I don’t want to at first, but when I do, the intensity of his touch hits me with an unexpected force. I can’t see him, can’t touch him. I can only squirm and hope he won’t stop.
His kisses grow hungrier, more urgent, wetter. He runs his lips over my jaw and down my throat, where he finds a spot that makes everything within me contract.
I lift my chin and arch toward him because I need more of it. I get it when Colin’s hand slips under my top. I’m not wearing a bra because I only just got out of the shower, and I feel his warmth directly on my skin.
“Undress me,” I whisper, my voice trembling.
I only realize what I just said when Colin hesitates. And I know what he’s thinking about. What happened the first time I undressed in front of him.
Shit. I’ve fucked up. He’s standing behind me, I can’t see his face, but I feel his hand twitch on my breast. I hold it tight and turn toward him.
His perfect lips are slightly swollen, his sharp cheeks flushed. The lust hasn’t disappeared from his eyes, but there’s a hint of panic now too.
My knees are weak as I stand up.
“Undress me, Colin,” I repeat, not breaking eye contact with him. “Please.”
He doesn’t move. He’s gone, the dominant male who presses me onto the chair and holds me there where he wants me, to kiss me. And I need him back, so I take a step toward him.
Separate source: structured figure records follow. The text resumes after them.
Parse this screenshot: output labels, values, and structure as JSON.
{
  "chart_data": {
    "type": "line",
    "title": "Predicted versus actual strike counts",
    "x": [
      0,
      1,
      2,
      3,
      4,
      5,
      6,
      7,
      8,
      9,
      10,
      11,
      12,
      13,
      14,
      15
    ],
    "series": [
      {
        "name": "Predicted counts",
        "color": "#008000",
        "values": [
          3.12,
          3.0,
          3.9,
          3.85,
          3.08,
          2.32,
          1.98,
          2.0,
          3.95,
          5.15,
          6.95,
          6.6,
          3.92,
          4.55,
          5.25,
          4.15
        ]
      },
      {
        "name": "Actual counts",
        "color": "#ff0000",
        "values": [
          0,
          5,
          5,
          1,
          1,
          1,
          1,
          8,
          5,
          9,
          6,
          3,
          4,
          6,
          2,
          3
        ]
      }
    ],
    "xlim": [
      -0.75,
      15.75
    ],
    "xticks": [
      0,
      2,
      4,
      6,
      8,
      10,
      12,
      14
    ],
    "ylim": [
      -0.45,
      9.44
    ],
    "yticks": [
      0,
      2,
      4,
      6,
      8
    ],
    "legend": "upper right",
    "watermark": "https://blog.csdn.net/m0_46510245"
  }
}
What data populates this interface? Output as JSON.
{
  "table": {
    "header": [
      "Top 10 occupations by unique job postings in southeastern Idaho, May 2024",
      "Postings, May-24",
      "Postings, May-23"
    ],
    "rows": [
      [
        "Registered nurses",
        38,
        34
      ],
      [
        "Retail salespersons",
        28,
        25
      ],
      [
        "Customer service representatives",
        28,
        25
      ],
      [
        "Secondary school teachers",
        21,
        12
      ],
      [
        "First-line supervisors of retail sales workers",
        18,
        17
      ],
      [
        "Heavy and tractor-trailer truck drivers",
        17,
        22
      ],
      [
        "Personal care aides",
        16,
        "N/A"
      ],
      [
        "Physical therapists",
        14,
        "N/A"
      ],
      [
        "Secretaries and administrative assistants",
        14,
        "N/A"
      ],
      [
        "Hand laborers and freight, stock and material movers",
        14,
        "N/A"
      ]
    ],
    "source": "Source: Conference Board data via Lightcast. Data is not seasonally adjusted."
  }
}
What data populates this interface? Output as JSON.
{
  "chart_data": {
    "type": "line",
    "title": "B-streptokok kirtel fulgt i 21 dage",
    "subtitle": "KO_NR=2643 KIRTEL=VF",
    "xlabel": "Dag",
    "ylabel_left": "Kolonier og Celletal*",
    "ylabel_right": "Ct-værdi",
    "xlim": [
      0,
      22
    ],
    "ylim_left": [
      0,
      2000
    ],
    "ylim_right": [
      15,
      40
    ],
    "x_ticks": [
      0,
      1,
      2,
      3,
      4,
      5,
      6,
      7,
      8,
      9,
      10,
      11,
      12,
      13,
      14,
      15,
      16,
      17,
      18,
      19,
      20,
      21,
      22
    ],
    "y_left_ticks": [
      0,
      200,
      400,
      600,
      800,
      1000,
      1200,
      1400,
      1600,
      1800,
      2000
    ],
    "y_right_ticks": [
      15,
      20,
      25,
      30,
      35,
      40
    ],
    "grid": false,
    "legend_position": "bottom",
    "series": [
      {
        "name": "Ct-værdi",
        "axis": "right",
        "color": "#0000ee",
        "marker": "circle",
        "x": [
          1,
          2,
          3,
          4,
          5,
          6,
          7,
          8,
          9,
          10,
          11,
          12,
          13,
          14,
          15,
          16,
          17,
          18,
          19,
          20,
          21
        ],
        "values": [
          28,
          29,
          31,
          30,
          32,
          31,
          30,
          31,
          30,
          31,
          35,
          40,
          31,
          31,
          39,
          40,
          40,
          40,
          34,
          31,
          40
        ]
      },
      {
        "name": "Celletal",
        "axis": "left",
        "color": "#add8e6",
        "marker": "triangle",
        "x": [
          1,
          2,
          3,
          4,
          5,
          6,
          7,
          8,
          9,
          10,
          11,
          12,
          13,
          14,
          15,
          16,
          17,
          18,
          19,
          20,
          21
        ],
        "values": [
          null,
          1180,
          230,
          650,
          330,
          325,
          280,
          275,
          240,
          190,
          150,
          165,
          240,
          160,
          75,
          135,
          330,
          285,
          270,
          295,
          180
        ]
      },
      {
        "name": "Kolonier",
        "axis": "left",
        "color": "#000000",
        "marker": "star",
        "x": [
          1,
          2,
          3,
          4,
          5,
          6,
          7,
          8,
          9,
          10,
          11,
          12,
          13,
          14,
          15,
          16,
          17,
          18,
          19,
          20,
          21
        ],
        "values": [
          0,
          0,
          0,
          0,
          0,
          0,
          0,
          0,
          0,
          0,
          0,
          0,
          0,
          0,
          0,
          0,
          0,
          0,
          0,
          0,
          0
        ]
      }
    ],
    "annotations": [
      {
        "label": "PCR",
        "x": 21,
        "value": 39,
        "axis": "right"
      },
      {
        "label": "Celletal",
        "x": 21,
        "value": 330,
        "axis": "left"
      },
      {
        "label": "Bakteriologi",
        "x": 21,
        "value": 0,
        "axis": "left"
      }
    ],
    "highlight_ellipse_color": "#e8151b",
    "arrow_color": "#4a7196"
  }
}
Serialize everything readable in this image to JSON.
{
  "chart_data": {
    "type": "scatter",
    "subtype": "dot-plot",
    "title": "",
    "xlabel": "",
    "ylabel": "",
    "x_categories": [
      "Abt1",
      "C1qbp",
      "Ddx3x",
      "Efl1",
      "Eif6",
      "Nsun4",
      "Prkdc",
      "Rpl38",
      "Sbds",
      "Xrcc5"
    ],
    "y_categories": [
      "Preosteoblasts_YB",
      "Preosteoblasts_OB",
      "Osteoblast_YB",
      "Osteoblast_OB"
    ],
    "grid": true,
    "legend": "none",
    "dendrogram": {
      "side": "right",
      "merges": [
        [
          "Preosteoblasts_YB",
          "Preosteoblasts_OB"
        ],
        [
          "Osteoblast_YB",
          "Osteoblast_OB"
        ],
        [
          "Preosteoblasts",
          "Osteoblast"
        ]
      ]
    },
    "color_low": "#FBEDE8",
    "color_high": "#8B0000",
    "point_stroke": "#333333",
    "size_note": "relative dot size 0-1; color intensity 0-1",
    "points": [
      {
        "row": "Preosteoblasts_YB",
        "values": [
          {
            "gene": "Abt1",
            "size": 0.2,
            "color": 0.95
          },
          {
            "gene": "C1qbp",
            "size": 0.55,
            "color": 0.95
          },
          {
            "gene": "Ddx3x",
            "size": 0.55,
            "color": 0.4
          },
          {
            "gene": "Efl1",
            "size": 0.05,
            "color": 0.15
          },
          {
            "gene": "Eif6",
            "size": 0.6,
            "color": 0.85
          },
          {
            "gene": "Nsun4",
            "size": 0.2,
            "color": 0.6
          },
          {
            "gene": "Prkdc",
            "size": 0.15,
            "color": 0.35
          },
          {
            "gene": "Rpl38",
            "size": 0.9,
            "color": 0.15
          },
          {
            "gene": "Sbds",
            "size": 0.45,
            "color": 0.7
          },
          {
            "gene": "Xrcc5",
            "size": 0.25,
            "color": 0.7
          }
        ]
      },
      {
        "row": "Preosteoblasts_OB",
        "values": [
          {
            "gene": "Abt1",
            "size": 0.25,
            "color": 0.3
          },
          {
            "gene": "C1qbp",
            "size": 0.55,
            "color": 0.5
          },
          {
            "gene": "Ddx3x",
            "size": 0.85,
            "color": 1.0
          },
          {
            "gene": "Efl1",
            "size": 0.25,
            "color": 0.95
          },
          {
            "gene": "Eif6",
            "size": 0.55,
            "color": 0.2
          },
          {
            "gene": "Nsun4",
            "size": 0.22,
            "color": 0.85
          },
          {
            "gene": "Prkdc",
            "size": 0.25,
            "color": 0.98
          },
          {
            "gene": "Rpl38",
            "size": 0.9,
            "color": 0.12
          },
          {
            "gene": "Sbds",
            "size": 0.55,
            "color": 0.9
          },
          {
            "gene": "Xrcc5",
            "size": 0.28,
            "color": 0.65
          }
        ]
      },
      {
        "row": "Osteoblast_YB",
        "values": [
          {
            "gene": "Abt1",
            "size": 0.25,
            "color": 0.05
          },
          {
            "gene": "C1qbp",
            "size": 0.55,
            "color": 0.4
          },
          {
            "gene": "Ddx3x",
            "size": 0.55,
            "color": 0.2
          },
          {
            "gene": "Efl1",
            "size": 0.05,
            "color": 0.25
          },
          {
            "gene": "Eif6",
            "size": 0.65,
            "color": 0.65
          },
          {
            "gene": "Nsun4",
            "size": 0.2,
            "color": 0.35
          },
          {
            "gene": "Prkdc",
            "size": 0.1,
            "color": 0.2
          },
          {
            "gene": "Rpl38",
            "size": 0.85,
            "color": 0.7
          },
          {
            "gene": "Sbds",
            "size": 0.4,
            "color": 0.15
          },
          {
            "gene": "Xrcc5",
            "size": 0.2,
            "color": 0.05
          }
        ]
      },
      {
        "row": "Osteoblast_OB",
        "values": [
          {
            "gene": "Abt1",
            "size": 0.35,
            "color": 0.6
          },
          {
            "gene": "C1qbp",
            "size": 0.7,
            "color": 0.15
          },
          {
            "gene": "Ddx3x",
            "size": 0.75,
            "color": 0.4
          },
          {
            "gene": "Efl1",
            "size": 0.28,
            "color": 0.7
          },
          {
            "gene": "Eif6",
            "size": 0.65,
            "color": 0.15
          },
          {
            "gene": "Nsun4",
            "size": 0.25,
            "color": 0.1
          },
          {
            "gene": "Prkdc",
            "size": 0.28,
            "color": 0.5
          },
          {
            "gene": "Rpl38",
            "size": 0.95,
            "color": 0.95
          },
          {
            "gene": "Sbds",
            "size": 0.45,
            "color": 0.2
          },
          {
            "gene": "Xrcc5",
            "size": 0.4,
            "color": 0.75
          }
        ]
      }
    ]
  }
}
I lay my hand on his flat stomach. Colin’s eyes darken, so I move it lower. Colin takes a deep breath and his abs tense. Then I pull the hand back and reach for the waistband of my leggings.
“Or would you rather we did it together?”
He pauses a moment. He gets it.
And then he nods.
Colin
Stay calm.
Everything’s fine.
You’re not going to panic when she takes off her top. You’re not going to mess up this time.
Kissing Olive is so good that I’ve forgotten everything.
But now it’s back. The feeling of paralysis that starts in my chest and works its way up through my tight throat into my head, but I’m not going to let it.
I focus on Olive as she stands in front of me, looking me in the eyes as she slips off her leggings.
Her legs are long and slim. I want to know what it feels like when she wraps them around me to draw me closer and then spreads them for me.